La classe de Wittgenstein

La classe de Wittgenstein. En novembre 1918, au cours de la déroute des armées austro-hongroises, il est fait prisonnier sur le front Sud par une unité italienne et transféré au camp de prisonniers de Monte Cassino. Lors de sa capture, il portait, dans son sac de campagne, le manuscrit du Tractatus, comme Pascal portait , dans la doublure de ses vêtements, le texte du Mémorial, la trace de cet hapax existentiel de la nuit du 23 novembre 1654 au cours de laquelle Dieu ne se dit pas mais se montre à lui. Ayant abandonné tout espoir d’être reconnu à sa juste place dans l’univers des philosophes – ni Russel ni Frege ne comprennent rien à ce qu’il a voulu dire dans son Tractatus – Wittgenstein est profondément déprimé et décide, au cours de sa captivité, de devenir instituteur. Pendant six ans, de 1920 à 1926, il enseignera dans les bourgades pauvres de Trattenbach, Puchberg et Otterthal, à des enfants dont les parents, paysans bornés et frustes, ne comprennent rien à la pédagogie étrange de ce grand bourgeois viennois, perdu dans les bois et les montagnes de Basse-Autriche. Il veut faire découvrir les mathématiques supérieures à des élèves de cours élémentaire, les initier aux styles architecturaux, à la botanique et à la géologie. Il dissèque un écureuil, reconstitue le squelette d’un renard, fabrique des maquettes de moteurs à vapeur. La classe de Wittgenstein. Mais il est si étranger à la bêtise et si impatient devant l’ignorance qu’il frappe violemment une fillette, trop lente dans la résolution d’un problème, au point de la faire saigner de l’oreille, cogne la tête d’un garçon de 11 ans qui perd connaissance. Poursuivi par les parents, il est contraint à la démission. Malheureux et désespéré, Wittgenstein se réfugie dans un monastère près de Vienne où, à défaut de devenir moine, il se fait jardinier.
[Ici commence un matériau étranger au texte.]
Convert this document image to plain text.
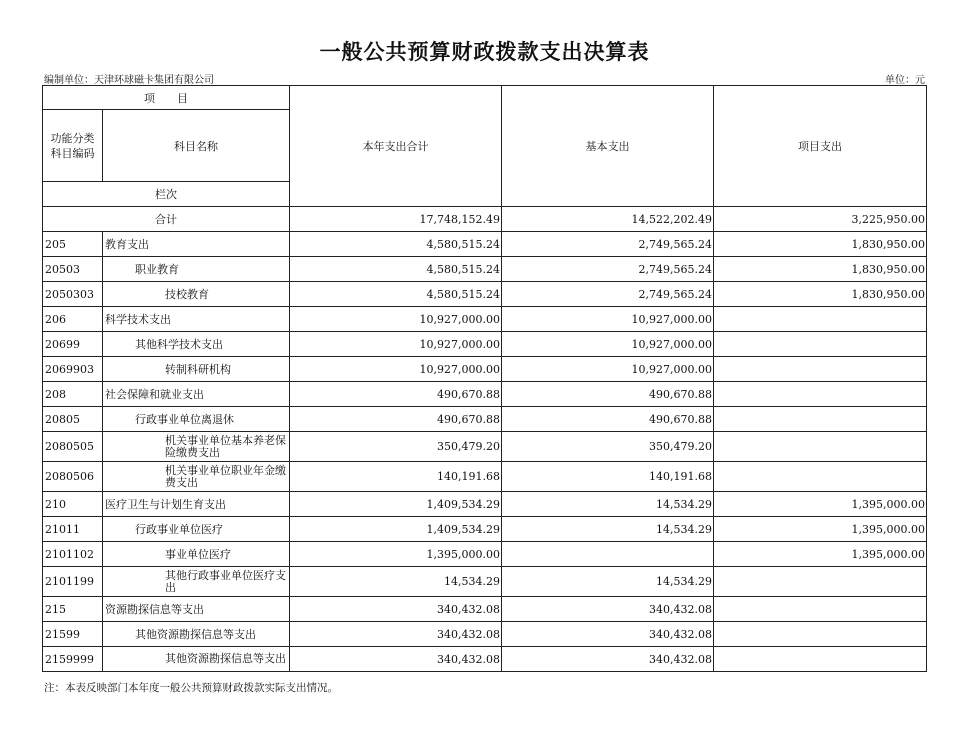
一般公共预算财政拨款支出决算表
编制单位：天津环球磁卡集团有限公司	单位：元
项　　目		本年支出合计	基本支出	项目支出	
功能分类
科目编码	科目名称				
栏次			
合计		17,748,152.49	14,522,202.49	3,225,950.00	
205	教育支出	4,580,515.24	2,749,565.24	1,830,950.00	
20503	职业教育	4,580,515.24	2,749,565.24	1,830,950.00	
2050303	技校教育	4,580,515.24	2,749,565.24	1,830,950.00	
206	科学技术支出	10,927,000.00	10,927,000.00		
20699	其他科学技术支出	10,927,000.00	10,927,000.00		
2069903	转制科研机构	10,927,000.00	10,927,000.00		
208	社会保障和就业支出	490,670.88	490,670.88		
20805	行政事业单位离退休	490,670.88	490,670.88		
2080505	机关事业单位基本养老保险缴费支出	350,479.20	350,479.20		
2080506	机关事业单位职业年金缴费支出	140,191.68	140,191.68		
210	医疗卫生与计划生育支出	1,409,534.29	14,534.29	1,395,000.00	
21011	行政事业单位医疗	1,409,534.29	14,534.29	1,395,000.00	
2101102	事业单位医疗	1,395,000.00		1,395,000.00	
2101199	其他行政事业单位医疗支出	14,534.29	14,534.29		
215	资源勘探信息等支出	340,432.08	340,432.08		
21599	其他资源勘探信息等支出	340,432.08	340,432.08		
2159999	其他资源勘探信息等支出	340,432.08	340,432.08		
注：本表反映部门本年度一般公共预算财政拨款实际支出情况。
Pendant trois ans, de 26 à 29, il construira pour sa sœur Margarete, une maison de trois étages et de vingt-sept pièces, dans le troisième arrondissement de la capitale viennoise .Cube neutre, simple ,sans style, exercice architectural subtil qui joue admirablement sur les limites de l’intérieur et de l’extérieur, de l’ouvert et du fermé : la classe de Wittgenstein.